Al momento della vendita, Cuban ha parlato della pressione finanziaria, derivante dal finanziamento di una squadra competitiva, come motivazione principale della transazione. Ha affermato che si trattava di un onere finanziario eccessivo per un “miliardario della classe media” come lui. Nel podcast di questa settimana, Cuban ha invece citato l’“impegno emotivo” come motivo alla base della sua decisione.
“Si sente la passione e tutto il resto” ha detto Cuban. “Ora immaginate di vivere alti e bassi del genere in ogni singola partita. È dura. I miei figli stavano raggiungendo un’età in cui avrebbero potuto pensare di voler lavorare per i Mavs. Io non volevo che lo facessero. Se ai tifosi non piace quello che fai o se la squadra non va bene, diventi la persona peggiore del pianeta”.

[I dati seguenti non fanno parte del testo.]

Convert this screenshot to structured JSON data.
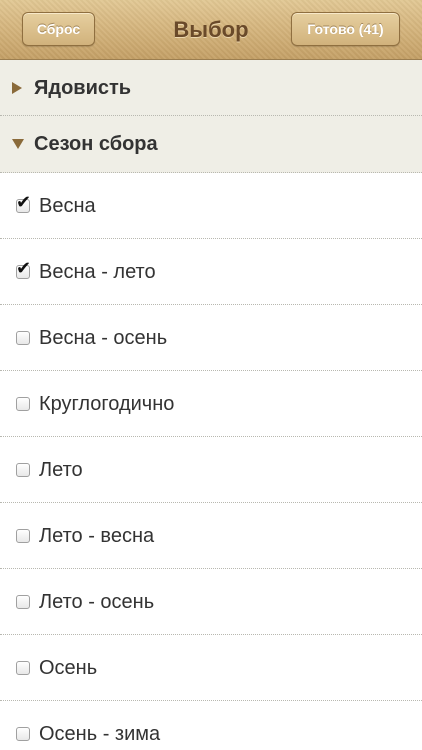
{
  "navbar": {
    "title": "Выбор",
    "reset_label": "Сброс",
    "done_label": "Готово (41)"
  },
  "sections": [
    {
      "label": "Ядовисть",
      "expanded": false
    },
    {
      "label": "Сезон сбора",
      "expanded": true
    }
  ],
  "items": [
    {
      "label": "Весна",
      "checked": true
    },
    {
      "label": "Весна - лето",
      "checked": true
    },
    {
      "label": "Весна - осень",
      "checked": false
    },
    {
      "label": "Круглогодично",
      "checked": false
    },
    {
      "label": "Лето",
      "checked": false
    },
    {
      "label": "Лето - весна",
      "checked": false
    },
    {
      "label": "Лето - осень",
      "checked": false
    },
    {
      "label": "Осень",
      "checked": false
    },
    {
      "label": "Осень - зима",
      "checked": false
    }
  ],
  "checkmark_glyph": "✔"
}
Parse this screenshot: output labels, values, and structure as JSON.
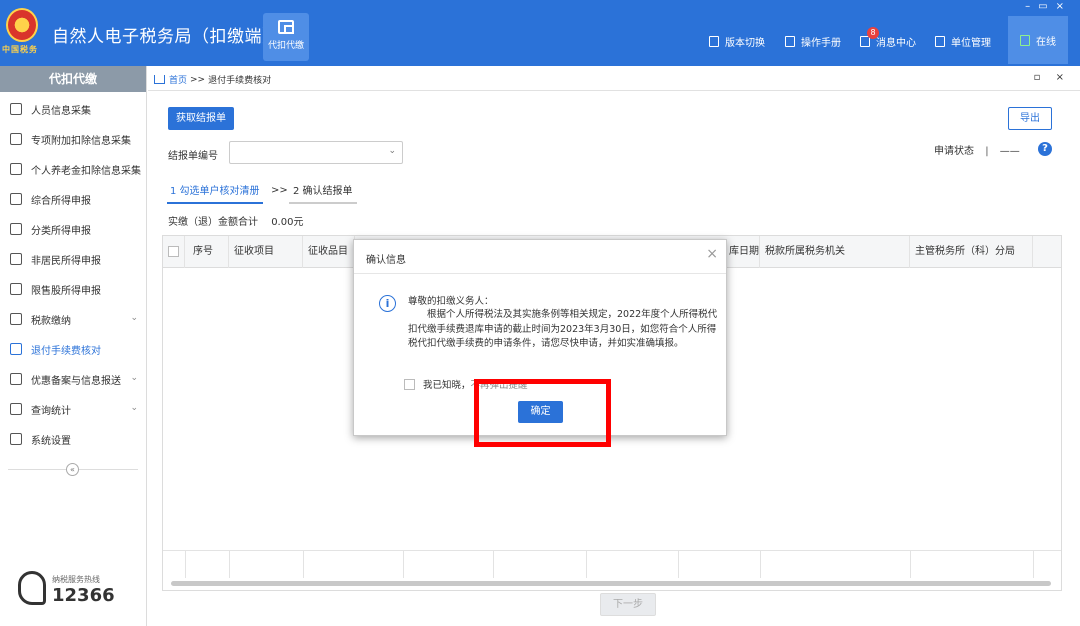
{
  "app": {
    "title": "自然人电子税务局（扣缴端）",
    "module_tile_label": "代扣代缴",
    "emblem_text": "中国税务"
  },
  "top_nav": [
    {
      "label": "版本切换",
      "icon": "switch-icon"
    },
    {
      "label": "操作手册",
      "icon": "manual-icon"
    },
    {
      "label": "消息中心",
      "icon": "message-icon",
      "badge": "8"
    },
    {
      "label": "单位管理",
      "icon": "building-icon"
    }
  ],
  "status": {
    "label": "在线",
    "icon": "monitor-icon"
  },
  "window_controls": [
    "–",
    "▭",
    "×"
  ],
  "sidebar": {
    "header": "代扣代缴",
    "items": [
      {
        "label": "人员信息采集",
        "icon": "person-icon"
      },
      {
        "label": "专项附加扣除信息采集",
        "icon": "list-icon"
      },
      {
        "label": "个人养老金扣除信息采集",
        "icon": "document-icon"
      },
      {
        "label": "综合所得申报",
        "icon": "layers-icon"
      },
      {
        "label": "分类所得申报",
        "icon": "pie-icon"
      },
      {
        "label": "非居民所得申报",
        "icon": "person-outline-icon"
      },
      {
        "label": "限售股所得申报",
        "icon": "bar-chart-icon"
      },
      {
        "label": "税款缴纳",
        "icon": "wallet-icon",
        "chevron": "⌄"
      },
      {
        "label": "退付手续费核对",
        "icon": "refund-icon",
        "active": true
      },
      {
        "label": "优惠备案与信息报送",
        "icon": "file-icon",
        "chevron": "⌄"
      },
      {
        "label": "查询统计",
        "icon": "query-icon",
        "chevron": "⌄"
      },
      {
        "label": "系统设置",
        "icon": "gear-icon"
      }
    ],
    "collapse_symbol": "«",
    "hotline_label": "纳税服务热线",
    "hotline_number": "12366"
  },
  "breadcrumb": {
    "home": "首页",
    "sep": ">>",
    "current": "退付手续费核对"
  },
  "tab_controls": "▫ ×",
  "toolbar": {
    "fetch_label": "获取结报单",
    "export_label": "导出"
  },
  "report_select": {
    "label": "结报单编号",
    "value": "",
    "caret": "⌄"
  },
  "apply_status": {
    "label": "申请状态",
    "value": "——",
    "help": "?"
  },
  "steps": {
    "step1": "1 勾选单户核对清册",
    "sep": ">>",
    "step2": "2 确认结报单"
  },
  "total": {
    "label": "实缴（退）金额合计",
    "value": "0.00元"
  },
  "table": {
    "headers": [
      "",
      "序号",
      "征收项目",
      "征收品目",
      "",
      "",
      "",
      "",
      "库日期",
      "税款所属税务机关",
      "主管税务所（科）分局"
    ]
  },
  "next_button": "下一步",
  "dialog": {
    "title": "确认信息",
    "close": "×",
    "info_symbol": "i",
    "greeting": "尊敬的扣缴义务人：",
    "body": "根据个人所得税法及其实施条例等相关规定，2022年度个人所得税代扣代缴手续费退库申请的截止时间为2023年3月30日，如您符合个人所得税代扣代缴手续费的申请条件，请您尽快申请，并如实准确填报。",
    "checkbox_label": "我已知晓，",
    "checkbox_label_tail": "不再弹出提醒",
    "ok_label": "确定"
  },
  "colors": {
    "brand": "#2b72d8",
    "sidebar_head": "#8c9aa8",
    "highlight": "#ff0000",
    "badge": "#e8413d"
  }
}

Dopo la chiusura della vendita a una valutazione di 3.5 miliardi di dollari, Cuban è stato irremovibile nel voler mantenere il controllo delle operazioni di basket dei Mavs, nonostante Patrick Dumont avesse assunto la carica di governatore della franchigia. Cuban, che detiene una quota del 27% della franchigia, all’epoca diceva che non sarebbe “cambiato davvero nulla, tranne il mio conto in banca”.
Cuban ha descritto l’accordo come una partnership che univa la sua esperienza nel basket alla potenza finanziaria e alla competenza immobiliare delle famiglie proprietarie della Las Vegas Sands Corp., che intendono costruire un nuovo palazzetto come parte di un resort e di un quartiere dedicato all’intrattenimento, a Dallas.
Cuban è stato poi completamente escluso dalle operazioni di basket della squadra. Per un po’ ha tenuto a freno la lingua.
“Non mi pento di aver venduto” ha detto Cuban. “Mi pento di chi ho scelto come acquirente. Ho commesso molti errori nel corso del processo, e mi limiterò a dire questo”.